Advocate Health Care Network v. Stapleton combines three separate cases involving ERISA's church plan exemption. The first, with the same name as the Supreme Court case, was argued before the 7th Circuit Court of Appeals in September 2015. The second, Saint Peter's Healthcare System v. Kaplan, was argued before the 3rd Circuit Court of Appeals in October 2015. And the third, Dignity Health v. Rollins, was argued before the 9th Circuit Court of Appeals in February 2016.
The lower and appellate courts sided with the employees in all three cases, forcing the appeal to the Supreme Court to resolve disputes between the lower court judges and the IRS over the interpretation of the ERISA exemption for church plans.
Media coverage of Advocate Health Care Network v. Stapleton, as well as the three circuit court rulings that preceded Monday's oral arguments, has focused on semantics.

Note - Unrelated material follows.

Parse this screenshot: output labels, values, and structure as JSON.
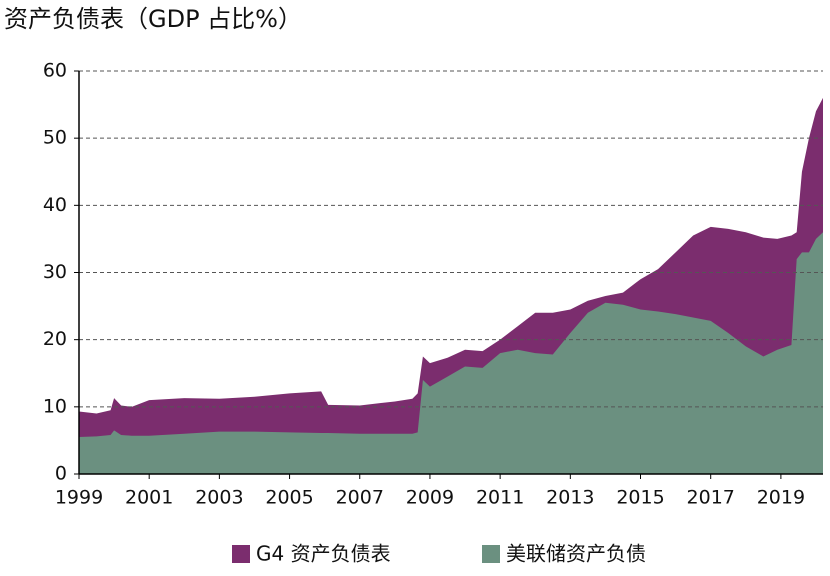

Pension experts, journalists and judges have asked whether the 1980 ERISA amendments addressed pensions maintained by organizations eligible for the church-plan exemption, or only those that were first established by a church.
"Although the cases involve eye-catching sums of money, they turn on a seemingly banal question of statutory interpretation: must a pension plan be both 'established and maintained' by a qualifying church-connected entity in order to claim the legal exemption or is the exemption available to plans merely 'maintained' by a qualifying entity?" Bloomberg BNA reported in December.
However, as they revisit the details of the case, Supreme Court justices must acknowledge that their decision will also impact a broader discussion of the meaning of "church," Rassbach said.
"They need to be careful not to say churches are just buildings with doors that close during worship," he said, noting that doing so would hold consequences for other cases involving the freedom of worship and belief, such as those involving schools, charities and other organizations claiming protections under the Religious Freedom Restoration Act.
In its most narrow application, the Supreme Court ruling will affect around 30 pending lawsuits related to church pension plans, as well as the three health care systems being challenged in Advocate Health Care Network v. Stapleton. If the definition of "church plan" is tightened, many religiously affiliated schools, health care systems and other social service organizations will have to adjust their budgets and take a short-term financial hit in order to comply with ERISA.
A man walks through the robing room during a tour of the new Nevada Supreme Court, Monday, March 27, 2017, in Las Vegas. Officials marked the opening of a new Nevada Supreme Court building in downtown Las Vegas that has offices and chambers for state high court justices and appellate judges, and a larger courtroom for arguments. (AP Photo/John Locher)
Some legal experts have observed that the justices and other government officials may be able to moderate the fallout if the hospitals lose, because their pension plan decisions over the last few decades were based on official IRS letters. In other words, they might not have to make up the ERISA-related premiums missed over the years they had approved church plan exemptions.
"I think the IRS and, to the extent that it's relevant, the Department of Labor, will figure out ways to make this something that the hospitals can live with pretty easily," Stein said.
The Supreme Court will rule by June 30.